Les Ger­main, comme 80 % des Fran­çais sous Louis XIV, étaient :

  • ruraux, mais sur­tout pay­sans, ils man­geaient ce que leur tra­vail per­met­tait de récolter,
  • très impré­gnés par la reli­gion chré­tienne, au moins dans leurs comportements,
  • enfin ils vivaient dans la pré­ca­ri­té et leur vie maté­rielle excluait tout super­flu, alors qu’à l’in­verse aujourd’­hui nous sommes 80 % de cita­dins, vivant dans une socié­té laï­ci­sée depuis long­temps et bai­gnant pour la plu­part dans le confort et la sécurité.

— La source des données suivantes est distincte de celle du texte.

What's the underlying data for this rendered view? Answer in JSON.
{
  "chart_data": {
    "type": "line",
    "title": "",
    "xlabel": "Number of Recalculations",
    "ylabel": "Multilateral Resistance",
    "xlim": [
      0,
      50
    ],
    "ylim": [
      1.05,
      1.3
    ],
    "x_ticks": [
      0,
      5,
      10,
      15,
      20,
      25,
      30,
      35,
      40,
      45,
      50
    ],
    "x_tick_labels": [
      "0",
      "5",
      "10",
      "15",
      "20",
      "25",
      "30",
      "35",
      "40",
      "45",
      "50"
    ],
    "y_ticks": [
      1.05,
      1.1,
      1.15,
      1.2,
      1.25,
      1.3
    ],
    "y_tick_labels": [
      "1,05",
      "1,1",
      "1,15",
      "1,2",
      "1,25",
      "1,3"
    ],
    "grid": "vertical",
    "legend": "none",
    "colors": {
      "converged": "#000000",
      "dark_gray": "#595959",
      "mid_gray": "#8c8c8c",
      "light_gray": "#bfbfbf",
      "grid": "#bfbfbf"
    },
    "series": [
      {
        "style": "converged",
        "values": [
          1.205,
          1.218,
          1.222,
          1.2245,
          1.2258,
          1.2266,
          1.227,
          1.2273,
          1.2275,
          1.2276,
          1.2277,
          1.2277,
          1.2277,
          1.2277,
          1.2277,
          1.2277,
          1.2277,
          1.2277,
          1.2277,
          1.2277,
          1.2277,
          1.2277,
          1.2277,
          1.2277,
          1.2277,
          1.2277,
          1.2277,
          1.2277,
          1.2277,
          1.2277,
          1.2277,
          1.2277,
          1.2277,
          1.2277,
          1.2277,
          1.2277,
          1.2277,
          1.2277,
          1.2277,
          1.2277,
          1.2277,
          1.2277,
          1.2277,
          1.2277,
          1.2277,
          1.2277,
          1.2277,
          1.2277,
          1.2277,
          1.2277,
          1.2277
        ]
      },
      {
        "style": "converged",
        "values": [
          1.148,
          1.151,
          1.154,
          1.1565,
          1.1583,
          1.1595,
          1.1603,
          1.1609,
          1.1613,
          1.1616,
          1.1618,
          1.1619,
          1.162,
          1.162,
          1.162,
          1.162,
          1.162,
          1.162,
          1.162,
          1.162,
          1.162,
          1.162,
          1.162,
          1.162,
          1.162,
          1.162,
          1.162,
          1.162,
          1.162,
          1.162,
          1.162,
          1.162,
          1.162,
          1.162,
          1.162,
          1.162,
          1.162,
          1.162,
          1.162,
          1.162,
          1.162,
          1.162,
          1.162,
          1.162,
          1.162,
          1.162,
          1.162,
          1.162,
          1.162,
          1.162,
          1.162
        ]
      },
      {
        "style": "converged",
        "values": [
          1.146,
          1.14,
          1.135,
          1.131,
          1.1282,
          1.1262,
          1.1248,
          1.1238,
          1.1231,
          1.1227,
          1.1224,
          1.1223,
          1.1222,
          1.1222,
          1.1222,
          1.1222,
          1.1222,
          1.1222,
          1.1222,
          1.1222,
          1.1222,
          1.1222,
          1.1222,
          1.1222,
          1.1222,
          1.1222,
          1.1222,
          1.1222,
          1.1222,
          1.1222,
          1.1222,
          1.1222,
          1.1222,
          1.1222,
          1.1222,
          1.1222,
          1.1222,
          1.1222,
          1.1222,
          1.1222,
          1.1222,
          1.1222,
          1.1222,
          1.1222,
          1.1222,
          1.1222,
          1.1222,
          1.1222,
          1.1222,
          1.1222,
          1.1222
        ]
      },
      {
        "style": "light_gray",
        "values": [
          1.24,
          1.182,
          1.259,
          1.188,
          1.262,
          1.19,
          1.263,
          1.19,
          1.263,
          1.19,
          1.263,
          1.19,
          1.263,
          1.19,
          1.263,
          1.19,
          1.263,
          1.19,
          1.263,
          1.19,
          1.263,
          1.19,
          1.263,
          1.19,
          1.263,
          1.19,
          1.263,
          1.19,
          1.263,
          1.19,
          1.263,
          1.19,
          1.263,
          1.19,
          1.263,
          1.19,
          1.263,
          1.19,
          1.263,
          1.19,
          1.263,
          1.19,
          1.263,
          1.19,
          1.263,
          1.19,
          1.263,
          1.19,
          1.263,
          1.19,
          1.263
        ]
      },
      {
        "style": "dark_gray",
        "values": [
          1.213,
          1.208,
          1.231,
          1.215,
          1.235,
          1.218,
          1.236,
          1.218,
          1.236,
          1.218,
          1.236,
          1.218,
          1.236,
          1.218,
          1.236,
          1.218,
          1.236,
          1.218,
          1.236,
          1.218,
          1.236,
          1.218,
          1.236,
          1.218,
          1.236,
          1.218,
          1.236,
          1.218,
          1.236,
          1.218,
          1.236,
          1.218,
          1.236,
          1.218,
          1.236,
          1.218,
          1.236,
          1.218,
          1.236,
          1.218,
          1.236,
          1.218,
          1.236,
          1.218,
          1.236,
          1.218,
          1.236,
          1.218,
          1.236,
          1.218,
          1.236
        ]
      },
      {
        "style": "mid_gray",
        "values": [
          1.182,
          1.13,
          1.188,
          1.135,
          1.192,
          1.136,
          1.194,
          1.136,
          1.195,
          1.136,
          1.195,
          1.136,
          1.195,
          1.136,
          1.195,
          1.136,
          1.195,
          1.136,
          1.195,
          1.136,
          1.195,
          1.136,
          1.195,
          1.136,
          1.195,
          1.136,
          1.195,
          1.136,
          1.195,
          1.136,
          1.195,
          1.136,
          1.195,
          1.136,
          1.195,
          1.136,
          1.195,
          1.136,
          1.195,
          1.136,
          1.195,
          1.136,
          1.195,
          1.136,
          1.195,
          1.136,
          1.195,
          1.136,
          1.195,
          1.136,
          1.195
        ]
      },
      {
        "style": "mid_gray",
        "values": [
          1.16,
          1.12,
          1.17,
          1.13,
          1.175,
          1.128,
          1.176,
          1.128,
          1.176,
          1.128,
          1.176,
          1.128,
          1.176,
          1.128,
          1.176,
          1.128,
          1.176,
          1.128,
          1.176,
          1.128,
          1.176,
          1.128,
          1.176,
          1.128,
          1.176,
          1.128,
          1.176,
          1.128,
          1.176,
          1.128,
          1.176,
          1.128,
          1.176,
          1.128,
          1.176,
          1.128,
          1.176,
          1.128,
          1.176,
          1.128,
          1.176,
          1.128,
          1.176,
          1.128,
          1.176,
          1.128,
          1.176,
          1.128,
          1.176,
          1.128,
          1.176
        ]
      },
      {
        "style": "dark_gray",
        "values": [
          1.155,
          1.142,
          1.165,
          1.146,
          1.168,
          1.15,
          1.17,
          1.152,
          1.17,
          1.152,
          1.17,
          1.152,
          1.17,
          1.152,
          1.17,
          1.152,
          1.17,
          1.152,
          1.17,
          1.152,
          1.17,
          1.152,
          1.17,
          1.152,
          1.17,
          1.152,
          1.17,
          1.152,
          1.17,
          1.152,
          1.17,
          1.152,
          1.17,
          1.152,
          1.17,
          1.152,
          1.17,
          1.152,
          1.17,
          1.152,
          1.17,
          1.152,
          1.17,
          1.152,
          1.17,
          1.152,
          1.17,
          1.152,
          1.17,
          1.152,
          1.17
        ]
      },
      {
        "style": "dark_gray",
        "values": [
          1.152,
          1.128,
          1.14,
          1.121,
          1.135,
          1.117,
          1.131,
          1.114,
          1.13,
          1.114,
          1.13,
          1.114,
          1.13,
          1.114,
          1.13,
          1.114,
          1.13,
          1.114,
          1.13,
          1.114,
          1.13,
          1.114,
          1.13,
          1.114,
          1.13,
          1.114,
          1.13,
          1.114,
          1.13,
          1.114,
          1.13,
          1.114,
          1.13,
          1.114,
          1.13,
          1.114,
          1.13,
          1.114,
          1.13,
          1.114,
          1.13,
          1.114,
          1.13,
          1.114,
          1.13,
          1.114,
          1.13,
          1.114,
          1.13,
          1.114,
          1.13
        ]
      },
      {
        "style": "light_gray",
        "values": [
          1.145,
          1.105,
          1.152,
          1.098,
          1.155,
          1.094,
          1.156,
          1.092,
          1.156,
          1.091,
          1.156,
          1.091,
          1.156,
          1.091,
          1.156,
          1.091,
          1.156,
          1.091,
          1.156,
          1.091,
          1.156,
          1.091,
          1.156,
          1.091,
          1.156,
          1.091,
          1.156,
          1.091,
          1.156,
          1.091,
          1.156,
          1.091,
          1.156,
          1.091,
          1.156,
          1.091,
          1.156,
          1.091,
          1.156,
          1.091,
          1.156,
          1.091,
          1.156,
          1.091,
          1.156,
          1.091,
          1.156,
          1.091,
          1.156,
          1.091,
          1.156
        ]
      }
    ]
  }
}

Le tra­vail réa­li­sé tente de répondre à la ques­tion sui­vante : à par­tir du fonds Ger­main, com­ment peut-on décrire la vie de cette famille avant la Révo­lu­tion, et com­ment peut-on com­prendre l’é­vo­lu­tion des géné­ra­tions suc­ces­sives jus­qu’à la situa­tion actuelle ?

Le fonds Germain

Il se com­pose de huit ou neuf cents pièces dont la plus ancienne date du 27 sep­tembre 1643. Ces pièces sont géné­ra­le­ment en bon état de conser­va­tion. Leurs objets sont très variés : ventes, baux, quit­tances, contrats de mariage, tes­ta­ments, inven­taires, pièces de pro­cès, reçus d’im­pôts, arpen­te­ments, …, registres de comptes. Mais aucun « livre de rai­son ». Une pièce peut com­por­ter un ou plu­sieurs feuillets. C’est ain­si que cer­tains inven­taires peuvent comp­ter quelques dizaines de pages, et cer­tains registres de comptes deux à trois cents.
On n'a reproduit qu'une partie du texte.